While browsing the Internet recently, I stumbled across a pistol accessory that caught my attention—MantisX. According to company literature, this training aid from Mantis ($149) seemed like a powerhouse of a system—basically a personal shooting instructor that fits into your pocket and only relies on a free smartphone application. I was curious from the outset to see if this simple little device—that mounts with one tension screw to a pistol, rifle or shotgun’s accessory rail—was capable of meeting the company’s claims of instructor-like feedback.
The product arrived in a clear Pelican 1010 waterproof case. I had hoped the unit would be rendered in metal, but instead, a robust plastic housing contains a single button, light and micro USB charging port.
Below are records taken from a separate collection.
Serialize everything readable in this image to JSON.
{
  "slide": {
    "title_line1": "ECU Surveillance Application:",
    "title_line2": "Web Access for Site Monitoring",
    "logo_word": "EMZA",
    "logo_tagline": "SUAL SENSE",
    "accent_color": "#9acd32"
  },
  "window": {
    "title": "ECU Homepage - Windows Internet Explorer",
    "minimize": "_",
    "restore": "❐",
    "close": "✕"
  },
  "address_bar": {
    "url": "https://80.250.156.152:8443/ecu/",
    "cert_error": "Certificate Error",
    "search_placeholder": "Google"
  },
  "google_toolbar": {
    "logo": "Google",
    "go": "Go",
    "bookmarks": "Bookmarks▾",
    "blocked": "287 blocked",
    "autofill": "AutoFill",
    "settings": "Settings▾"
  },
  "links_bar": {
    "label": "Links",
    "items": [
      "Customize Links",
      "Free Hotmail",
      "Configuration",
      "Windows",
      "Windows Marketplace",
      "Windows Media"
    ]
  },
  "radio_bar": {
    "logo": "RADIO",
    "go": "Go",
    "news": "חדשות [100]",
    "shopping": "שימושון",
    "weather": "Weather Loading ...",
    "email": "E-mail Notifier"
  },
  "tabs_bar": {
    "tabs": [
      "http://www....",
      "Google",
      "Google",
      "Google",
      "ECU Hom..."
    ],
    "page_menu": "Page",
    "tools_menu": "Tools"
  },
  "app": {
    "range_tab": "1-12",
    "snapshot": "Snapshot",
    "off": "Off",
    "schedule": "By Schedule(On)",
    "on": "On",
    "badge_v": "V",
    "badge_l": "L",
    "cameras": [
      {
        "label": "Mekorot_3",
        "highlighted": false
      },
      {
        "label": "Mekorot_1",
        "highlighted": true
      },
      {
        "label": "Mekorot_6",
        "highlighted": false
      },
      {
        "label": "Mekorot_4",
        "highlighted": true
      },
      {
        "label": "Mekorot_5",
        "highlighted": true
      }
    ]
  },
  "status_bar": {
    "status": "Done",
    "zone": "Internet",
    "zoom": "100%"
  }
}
Following the instructions, I plugged the required data into the MantisX software application on my iPhone and began my training exercises.
Admittedly, I was skeptical about the device’s capability, but after just a few magazines of 230-gr. ball ammunition through my Springfield XD 45 Compact Service pistol, I was already discovering a few errors in my shooting form. The device operates via an internal accelerometer, and records motions during the shot process. Interestingly, I discovered movement during my trigger press, along with follow-through and heeling issues, all thanks in part to the application’s charted movements. Handily, the program features a learning tool, which detects shot placement and identifies poor techniques so that the shooter can correct them. To further test the unit’s capability, I force-fed the system poor shooting techniques and, sure enough, it calculated each of my forced errors accurately. I was impressed.
After a few range sessions, I began to see improvements in my shooting and in the scores presented by MantisX. For folks looking for personal instruction, and even those like myself with years of experience, the MantisX system appears to be a valuable tool. All told, I was very pleased with MantisX and its capabilities, striking down my reservations regarding “smart” trainers. I also learned of a few issues I must overcome with the XD 45 I used for testing. I believe with the help of a few inexpensive upgrades and grip work, I should see much higher scores from my digital instructor.